If I've learnt one thing from Cowie, it's the need for themes. You can't have a theme-less party. It's just not allowed. And I have to admit, I think she's right.
The only problem is picking a theme that is fun but also do-able. Whilst tarts and vicars was a fun theme at university it doesn't work quite as well in London when you have to get changed into your fishnets and bondage gear in the office before hopping on the District and Circle Line and then getting the night bus home.
Whilst being overwhelmed by the experience we had at the Royal Well Tavern, we decided upon what turned out to be a brilliant theme: Quintessentially English. Quite retro, but perfectly in keeping with a Summer weekend at Stevington.
Catering for 14 for a weekend is a much bigger task than I had realised. So I took the Friday off in order to break the back of the cooking. My day started with a 4 page plan, which I've included here, mainly to impress Cowie who thinks I can't organise anything!
The starters were all inspired by recipes from a brilliant book called Terrine by Stephane Reynaud. Admittedly this might sound a bit Frenchy, but it still felt English and very retro! Plus, most of the vegetables in the terrines came from our garden.
I meticulously recreated his spring vegetable terrine that remarkably emerged from its icky looking cellopane actually resembling the picture in the book!
Anna and Edwin did their best to recreate a cauliflower and cabbage terrine. It's just unfortunate that I forgot to buy green cabbage. Rather than turning out snow white and surrounded by dark green leaves like a classy maki roll, the red cabbage blead through the cauliflower turning the whole thing pregnancy test blue!
More successful was Cowie's smoked mackerel terrine topped off with yellow courgette and cucumber "scales" - very retro. Very tasty. Very Cowie!
But the star of the starter show was the tomato, mozerella and basil terrine challenge. Edwin, myself and Ed from work all had a go at contructing this fiddly little terrine. Anna and Edwin had lovingly dried out a tonne of Mum's yellow and red tomatoes from the greenhouse...
You just layer tomoato on top of mozerella on top of basil until you have filled the chocolate fondany pot. And then hope that your one emerges as the best! Sadly mine didn't win. But it meant that Ed has been basking ever since, waiting for me to write about it!
Ed's is the one in the middle and mine is at the far end. Edwin's masterpiece is nearest the camera.
My favourite part came next. It was a whole day in the making, but it was all worth it! I had seen a stunning recipe for Heston Blumenthal's pea and ham soup on Eats Like a Girl's blog and was determined to give it a go. I brought a ham hock and two pigs trotters back with me on Thursday night from the ginger pig and lovingly simmered them all day on Friday with some herbs onions and other stock goodies. After many hours of bubblig I took out the hock and trotters and added a massive bag of frozen peas which quickly cooked. We had some for dinner on Friday night and it was delicious. But a day later after some serious straining and refinement we each had a cold shot glass of pea and ham soup as an amuse bouche. The trotters and hock had given the liquid a silky complexion and a serious amount of body. So much so that the jelly/stock left back in the pot was able to belly dance of its own accord.

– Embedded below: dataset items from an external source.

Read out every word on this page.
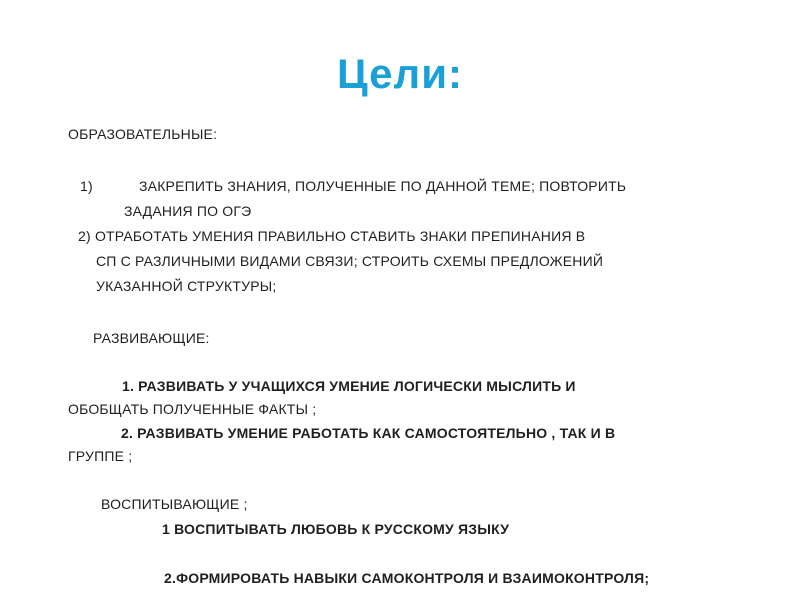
Цели:
ОБРАЗОВАТЕЛЬНЫЕ:
1)	ЗАКРЕПИТЬ ЗНАНИЯ, ПОЛУЧЕННЫЕ ПО ДАННОЙ ТЕМЕ; ПОВТОРИТЬ
ЗАДАНИЯ ПО ОГЭ
2) ОТРАБОТАТЬ УМЕНИЯ ПРАВИЛЬНО СТАВИТЬ ЗНАКИ ПРЕПИНАНИЯ В
СП С РАЗЛИЧНЫМИ ВИДАМИ СВЯЗИ; СТРОИТЬ СХЕМЫ ПРЕДЛОЖЕНИЙ
УКАЗАННОЙ СТРУКТУРЫ;
РАЗВИВАЮЩИЕ:
1. РАЗВИВАТЬ У УЧАЩИХСЯ УМЕНИЕ ЛОГИЧЕСКИ МЫСЛИТЬ И
ОБОБЩАТЬ ПОЛУЧЕННЫЕ ФАКТЫ ;
2. РАЗВИВАТЬ УМЕНИЕ РАБОТАТЬ КАК САМОСТОЯТЕЛЬНО , ТАК И В
ГРУППЕ ;
ВОСПИТЫВАЮЩИЕ ;
1 ВОСПИТЫВАТЬ ЛЮБОВЬ К РУССКОМУ ЯЗЫКУ
2.ФОРМИРОВАТЬ НАВЫКИ САМОКОНТРОЛЯ И ВЗАИМОКОНТРОЛЯ;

We enjoyed these large shot glasses full of green gunge with a small glass of chilled sherry. And you know what. It worked.
By this point I was getting a bit worried by the state of my 3 kilo wild sea trout - it's so hard to work out how long it should stay in the aga for. Unfortunately, I left it in a shade too long. I much prefer medium rare fish - with translucent flesh, but when you are cooking for so many people it is so hard to get things just right. We served this incredible fish from Delizzimo with steamed samphire, buttered new potatoes, brown shrimp butter and hollandaise sauce (which I had made for the first time). It was delicious and very refined. Tremendously English. And all inspired by the sea trout I had at the Royal Well Tavern.
The desserts lifted things to another level - Cowie's gooseberry jelly was a masterpiece in Englishness. I wonder whether it could have been any more seasonal or Nationalistic. It was inspired by Stephen Reynaud's strawberry jelly and was intended to offer a lighter option and also stop any celiac's from grumbling about discrimination.
Anna and Edwin's strawberry tart looked and tasted stunning.
And I was very proud of my home grown raspberry cheese cake that I had baked in my grandmother's slightly rusty tin.
All of these seasonal desserts were washed down with a delicious Italian sweet wine, which brought our glass tally up to the double figure mark. Exhausted by all the cooking we eventually retired to the summer house to play a brilliantly chaotic game of roulette and black jack.
Thanks to everyone who came along and to all of you for helping out so much. Especially Edwin, Anna and Cowie. It has since been pointed out to me that I have got absolutely no photos of people any more. I'll have to rectify this next time.
I can't wait to host another party - all I need to do is save up for a bit and think of a new theme. My gut feeling at the moment is that it should be a pizza oven party.